Is premium pricing a solution for the inventory crunch?

Part one of this series discussed the growing inventory management problems publishers face as agencies and clients begin to routinely impose frequency caps on their online campaigns.

For many publishers, a relatively small portion of their audience generates a disproportionately large percentage of page views. So regular frequency capping can mean regular “under-deliveries,” one of the worst words that can be uttered in an online publishing operation — worse, even, than “unsold inventory.”

The column generated a tremendous amount of email and a number of excellent observations on the problem and suggestions for solutions.

Today, I’ll examine some of those observations and suggestions.

Don’t Wait for a Buy-Side Solution

It’s unlikely this problem will be solved with a buy-side approach. For years, many large players in the market have had intense discussions about creating a universal reach and frequency tracking and delivery system. Nothing’s ever gotten beyond the discussion. All potential systems involved setting unique cookies on all browsers in the market. Each proposal was shot due to privacy, data ownership, or control issues.

Improve the Exposure

Capping the frequency of campaign creative limits the number of times an ad unit may be served, but it does nothing to address the number of times a visitor actually sees the ad. It won’t address confirmed exposures, only opportunities for exposure. Though this is a much more fundamental issue than frequency capping, everyone must understand imposing artificial limits on campaign deliveries will prevent a number of consumers from ever actually seeing, or “consuming,” the creative and its message.

What can be done? One suggestion is to use more rich media. Just ask Mookie Tenembaum at United Virtualities or Dick Hopple at Unicast. They’ve been vocal on this for years and can point to double- and triple-digit increases in the effectiveness and actual exposure of campaigns that employ rich media.

Price at a Premium

There’s no way around this.
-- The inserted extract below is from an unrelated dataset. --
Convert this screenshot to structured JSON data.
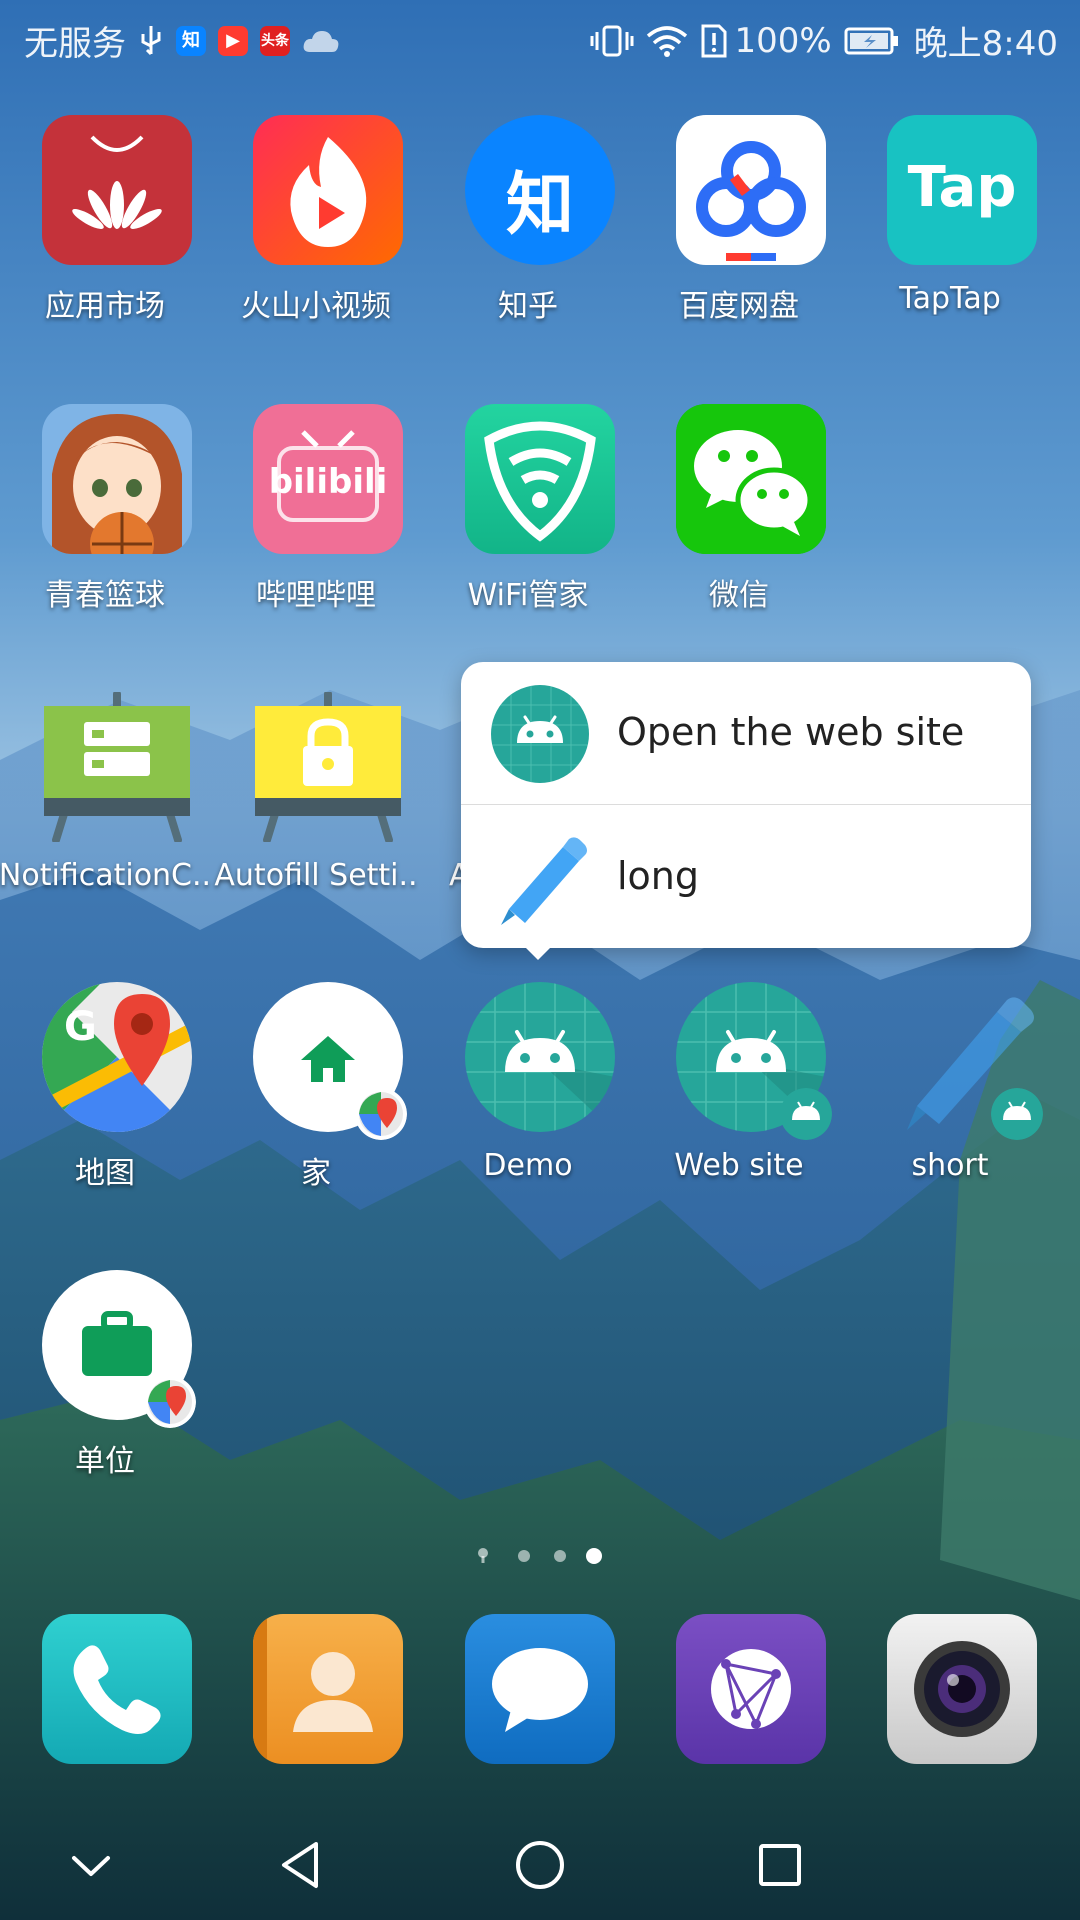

The only way publishers can afford to delivery guaranteed reach and frequency in campaigns and still profitably run their businesses is to price these campaigns at a premium. It’s no different than in TV. The best shows, with the largest and most predictable audiences, are priced at a premium. Pricing is justified on not just the loyalty the show’s content creates but also the low “friction” costs for advertisers to buy a predictable reach and frequency of audience every week.

Personalize the Capping

With the ability to track and delivery campaigns on a per person basis, governed by demographics or behaviors, there’s no reason we can’t start capping delivery of ad creative on a personal, rather than campaign, basis. Some audiences, such as the highest value target audiences, might justify enormous exposures. Others, the unidentified or undifferentiated audience, might only justify a limited number of deliveries.

Improve Infrastructure and Measurement Standards

Fixed frequency caps are the future, particularly for branding campaigns. To survive in that world, all publishers must better understand their audiences and be able to project, manage, and measure campaign deliveries on a per-person, not just per-section or per-page, basis. This requires much more sophisticated inventory management systems and much better packaging and price strategies. Managing price and inventory will become the key differentiator for publishers profitability, as it is in the airline industry.

Will the Market Tolerate Premium Pricing?

Yes, I’m sure of it. Online marketing is going from a want-to-have to a must-have in most consumer marketing sectors. Search has created a number of online addicts, and the population is growing fast. Unfortunately for search providers, but fortunately for content publishers, search inventory isn’t growing. People aren’t performing appreciably more searches today than they were last year. Search inventory hasn’t grown as fast as advertiser demand for it. The winners are publishers who can deliver advertising that’s just as targeted and just as predictable in delivery and response. If marketers have to have it, and it works, they’ll pay the price.